Stephen Jones, 78, and his wife were in the Qantas lounge enjoying a coffee on their way home from a holiday in Christchurch on Sunday when they got the news – just 30 minutes before the final Melbourne to Adelaide leg took off.
The reason was that a pilot needed to get to Adelaide for a flight and could only do business class as per an enterprise agreement.
Speaking to Melbourne’s “3AW,” Mr Jones said he was offered 5000 Frequent Flyer points and an apology after a letter of complaint.
He claimed that the pilot who took his seat next to his wife “wouldn’t look at her.”
Mr. Jones, who served in Vietnam in a combat unit in the 1960s, claimed he turned down the offer of 5000 points because “I don’t think anything is going to change until there are ramifications for Qantas, or costs for Qantas when they upset their customers”.
According to Qantas, the pilot was under an enterprise agreement stipulating they must fly business class.
News.com.au understands a flight from Adelaide may have been canceled if they could not make it there.
Qantas confirmed it has apologized to Mr. Jones, and offers, including a partial refund, were made available.

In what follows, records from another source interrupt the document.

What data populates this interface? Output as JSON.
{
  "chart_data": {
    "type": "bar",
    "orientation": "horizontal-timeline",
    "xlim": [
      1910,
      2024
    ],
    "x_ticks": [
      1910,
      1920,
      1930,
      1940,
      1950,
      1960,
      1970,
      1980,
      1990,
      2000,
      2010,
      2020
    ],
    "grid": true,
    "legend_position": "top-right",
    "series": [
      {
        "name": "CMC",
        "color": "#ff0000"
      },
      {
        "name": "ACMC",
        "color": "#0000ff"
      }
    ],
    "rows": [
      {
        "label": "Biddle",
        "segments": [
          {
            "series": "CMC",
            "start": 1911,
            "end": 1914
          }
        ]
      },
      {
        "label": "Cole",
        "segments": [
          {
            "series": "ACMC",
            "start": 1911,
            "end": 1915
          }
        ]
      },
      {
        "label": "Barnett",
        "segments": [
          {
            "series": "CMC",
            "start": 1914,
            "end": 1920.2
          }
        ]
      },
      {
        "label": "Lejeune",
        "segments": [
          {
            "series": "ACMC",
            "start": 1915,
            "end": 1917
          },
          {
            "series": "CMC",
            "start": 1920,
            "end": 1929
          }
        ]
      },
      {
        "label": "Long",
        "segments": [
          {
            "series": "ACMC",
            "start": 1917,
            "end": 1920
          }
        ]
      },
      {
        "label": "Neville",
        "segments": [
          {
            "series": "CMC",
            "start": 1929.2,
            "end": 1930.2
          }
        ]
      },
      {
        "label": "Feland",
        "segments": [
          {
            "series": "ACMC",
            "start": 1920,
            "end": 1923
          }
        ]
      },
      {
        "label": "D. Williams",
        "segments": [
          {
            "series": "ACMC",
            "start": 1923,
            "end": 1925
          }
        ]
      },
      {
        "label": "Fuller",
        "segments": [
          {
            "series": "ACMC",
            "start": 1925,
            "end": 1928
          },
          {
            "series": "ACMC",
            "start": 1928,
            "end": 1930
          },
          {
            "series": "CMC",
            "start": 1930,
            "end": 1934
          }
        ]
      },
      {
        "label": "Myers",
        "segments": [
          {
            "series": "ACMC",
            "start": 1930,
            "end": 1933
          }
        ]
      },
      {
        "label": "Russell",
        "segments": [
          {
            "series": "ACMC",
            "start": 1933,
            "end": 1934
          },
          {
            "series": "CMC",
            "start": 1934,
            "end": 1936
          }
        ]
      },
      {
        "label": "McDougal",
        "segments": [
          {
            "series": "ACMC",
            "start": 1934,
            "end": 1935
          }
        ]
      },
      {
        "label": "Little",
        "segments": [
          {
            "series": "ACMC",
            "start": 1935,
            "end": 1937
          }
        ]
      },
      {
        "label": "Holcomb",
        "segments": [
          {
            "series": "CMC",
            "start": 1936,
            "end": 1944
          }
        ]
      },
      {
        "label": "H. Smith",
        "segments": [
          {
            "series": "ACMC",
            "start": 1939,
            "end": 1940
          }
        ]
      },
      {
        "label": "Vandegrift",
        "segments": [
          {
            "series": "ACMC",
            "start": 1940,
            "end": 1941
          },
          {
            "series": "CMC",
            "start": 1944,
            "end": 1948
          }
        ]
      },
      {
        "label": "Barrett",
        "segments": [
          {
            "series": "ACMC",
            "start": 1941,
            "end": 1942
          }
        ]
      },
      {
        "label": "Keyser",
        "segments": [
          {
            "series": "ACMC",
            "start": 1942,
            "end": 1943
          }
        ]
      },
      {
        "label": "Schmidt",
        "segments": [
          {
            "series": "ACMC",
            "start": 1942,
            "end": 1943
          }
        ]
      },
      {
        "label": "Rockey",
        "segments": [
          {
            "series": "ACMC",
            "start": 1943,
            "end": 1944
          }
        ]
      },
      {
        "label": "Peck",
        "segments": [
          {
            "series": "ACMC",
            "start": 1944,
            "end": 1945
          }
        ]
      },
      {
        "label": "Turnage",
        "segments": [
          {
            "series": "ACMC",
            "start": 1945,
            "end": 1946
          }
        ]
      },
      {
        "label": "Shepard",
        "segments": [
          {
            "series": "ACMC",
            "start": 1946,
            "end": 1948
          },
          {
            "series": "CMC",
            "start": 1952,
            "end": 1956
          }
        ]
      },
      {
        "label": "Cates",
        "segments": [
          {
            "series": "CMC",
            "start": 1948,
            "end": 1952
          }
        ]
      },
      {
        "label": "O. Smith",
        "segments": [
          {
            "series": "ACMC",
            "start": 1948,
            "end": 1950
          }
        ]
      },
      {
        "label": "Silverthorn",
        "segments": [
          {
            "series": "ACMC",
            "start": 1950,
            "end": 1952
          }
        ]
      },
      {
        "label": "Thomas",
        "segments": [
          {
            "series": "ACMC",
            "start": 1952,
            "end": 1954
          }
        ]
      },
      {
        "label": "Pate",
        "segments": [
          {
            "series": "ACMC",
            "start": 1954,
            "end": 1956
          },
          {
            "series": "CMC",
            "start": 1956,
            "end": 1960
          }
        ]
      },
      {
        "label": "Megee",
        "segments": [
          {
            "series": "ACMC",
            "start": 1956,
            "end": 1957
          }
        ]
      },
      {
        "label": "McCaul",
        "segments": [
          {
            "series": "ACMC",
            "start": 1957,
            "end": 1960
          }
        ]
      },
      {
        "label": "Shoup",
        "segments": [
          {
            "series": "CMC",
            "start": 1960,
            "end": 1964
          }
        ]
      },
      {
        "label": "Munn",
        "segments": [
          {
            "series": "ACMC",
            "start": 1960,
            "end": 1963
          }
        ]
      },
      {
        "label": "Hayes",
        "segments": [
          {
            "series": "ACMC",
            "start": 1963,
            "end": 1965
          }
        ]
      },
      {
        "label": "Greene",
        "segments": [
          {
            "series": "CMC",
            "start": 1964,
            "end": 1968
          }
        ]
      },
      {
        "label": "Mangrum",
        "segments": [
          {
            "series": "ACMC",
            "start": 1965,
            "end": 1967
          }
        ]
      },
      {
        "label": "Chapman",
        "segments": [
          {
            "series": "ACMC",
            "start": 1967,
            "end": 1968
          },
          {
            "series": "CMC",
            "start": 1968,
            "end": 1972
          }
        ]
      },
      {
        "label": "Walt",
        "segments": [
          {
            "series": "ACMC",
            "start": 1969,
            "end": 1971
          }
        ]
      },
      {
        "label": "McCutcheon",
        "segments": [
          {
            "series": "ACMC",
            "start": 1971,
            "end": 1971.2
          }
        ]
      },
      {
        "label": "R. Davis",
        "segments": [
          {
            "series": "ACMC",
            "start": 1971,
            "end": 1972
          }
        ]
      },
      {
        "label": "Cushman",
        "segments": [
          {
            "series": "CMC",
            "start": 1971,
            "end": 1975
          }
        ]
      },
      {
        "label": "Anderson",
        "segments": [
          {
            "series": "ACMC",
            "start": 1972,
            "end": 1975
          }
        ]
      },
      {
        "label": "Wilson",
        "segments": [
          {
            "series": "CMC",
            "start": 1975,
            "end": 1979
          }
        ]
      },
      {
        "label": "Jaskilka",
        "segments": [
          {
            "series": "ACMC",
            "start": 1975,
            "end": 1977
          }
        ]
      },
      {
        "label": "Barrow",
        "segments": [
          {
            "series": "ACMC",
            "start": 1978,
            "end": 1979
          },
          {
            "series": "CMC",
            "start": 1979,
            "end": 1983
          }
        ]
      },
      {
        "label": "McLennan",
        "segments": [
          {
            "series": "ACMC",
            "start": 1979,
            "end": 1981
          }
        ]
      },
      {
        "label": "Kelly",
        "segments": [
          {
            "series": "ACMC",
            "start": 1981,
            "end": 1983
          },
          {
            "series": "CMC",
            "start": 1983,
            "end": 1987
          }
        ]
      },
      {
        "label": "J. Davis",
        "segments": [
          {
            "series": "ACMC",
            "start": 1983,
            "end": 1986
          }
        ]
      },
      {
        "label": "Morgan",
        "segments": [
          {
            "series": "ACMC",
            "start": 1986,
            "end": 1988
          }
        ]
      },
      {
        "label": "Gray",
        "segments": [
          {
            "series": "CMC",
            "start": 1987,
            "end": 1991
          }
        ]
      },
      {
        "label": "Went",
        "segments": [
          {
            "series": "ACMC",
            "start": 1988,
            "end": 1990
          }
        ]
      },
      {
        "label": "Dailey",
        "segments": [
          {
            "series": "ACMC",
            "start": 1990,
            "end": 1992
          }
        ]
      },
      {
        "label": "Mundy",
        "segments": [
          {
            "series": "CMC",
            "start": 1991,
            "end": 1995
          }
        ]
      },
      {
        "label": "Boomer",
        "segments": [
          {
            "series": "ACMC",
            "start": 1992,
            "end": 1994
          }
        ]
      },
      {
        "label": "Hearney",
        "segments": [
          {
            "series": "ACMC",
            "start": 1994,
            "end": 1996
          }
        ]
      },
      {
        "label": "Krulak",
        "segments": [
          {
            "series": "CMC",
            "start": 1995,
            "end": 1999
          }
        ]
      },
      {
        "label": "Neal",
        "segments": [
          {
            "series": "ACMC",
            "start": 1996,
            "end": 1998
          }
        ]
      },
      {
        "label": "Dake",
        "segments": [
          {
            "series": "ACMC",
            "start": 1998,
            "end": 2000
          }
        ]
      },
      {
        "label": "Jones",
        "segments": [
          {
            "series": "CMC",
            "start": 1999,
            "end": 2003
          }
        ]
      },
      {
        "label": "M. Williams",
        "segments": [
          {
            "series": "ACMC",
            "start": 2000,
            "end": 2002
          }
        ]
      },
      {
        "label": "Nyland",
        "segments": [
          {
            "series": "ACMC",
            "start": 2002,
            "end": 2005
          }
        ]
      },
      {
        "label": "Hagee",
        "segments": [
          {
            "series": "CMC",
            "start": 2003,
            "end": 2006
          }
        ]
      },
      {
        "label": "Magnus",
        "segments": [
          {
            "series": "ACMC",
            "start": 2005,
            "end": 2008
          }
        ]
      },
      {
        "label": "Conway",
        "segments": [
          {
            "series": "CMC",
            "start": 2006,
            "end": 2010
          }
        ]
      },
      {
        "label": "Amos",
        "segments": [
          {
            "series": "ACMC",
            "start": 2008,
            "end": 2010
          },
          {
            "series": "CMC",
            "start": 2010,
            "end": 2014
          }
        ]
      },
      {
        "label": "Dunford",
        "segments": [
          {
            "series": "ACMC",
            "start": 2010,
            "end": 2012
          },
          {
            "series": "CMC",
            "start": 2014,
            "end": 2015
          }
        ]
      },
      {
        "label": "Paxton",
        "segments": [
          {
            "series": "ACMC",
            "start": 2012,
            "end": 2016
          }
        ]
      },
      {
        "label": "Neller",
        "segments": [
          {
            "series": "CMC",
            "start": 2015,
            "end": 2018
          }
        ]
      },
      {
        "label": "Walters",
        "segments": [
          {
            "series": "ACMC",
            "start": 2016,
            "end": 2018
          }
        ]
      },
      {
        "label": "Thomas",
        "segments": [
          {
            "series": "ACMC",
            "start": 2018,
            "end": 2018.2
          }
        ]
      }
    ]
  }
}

Justin Lawrence, a partner at Henderson Ball lawyers, later told 3AW there was little customers can do about such a move by the airline and said it was “standard operating procedure.”
“Unfortunately, their terms of carriage allow them to do this sort of thing – this happens so often they’ve actually got a term for it, buckle up, they call this ‘involuntary downgrading,’” he said.
“They’ll overprescribe business class or first class, they will need to bump someone out, and they’ll do it almost immediately prior to the flight – not just Qantas, they all do it.
“Any time you go to a travel agent or online to Qantas to buy a seat, and we think we’re buying a seat in a particular class, there are no guarantees that when that plane takes off, you’ll be sitting in that class.”
Mr. Lawrence said in Europe, there is mandated compensation for such a downgrade, but that is not the case in Australia.
Mr. Jones said he understood that pilots were entitled to rest comfortably on their way to another flight, but the ordeal was “unsettling and made me a little irritable.”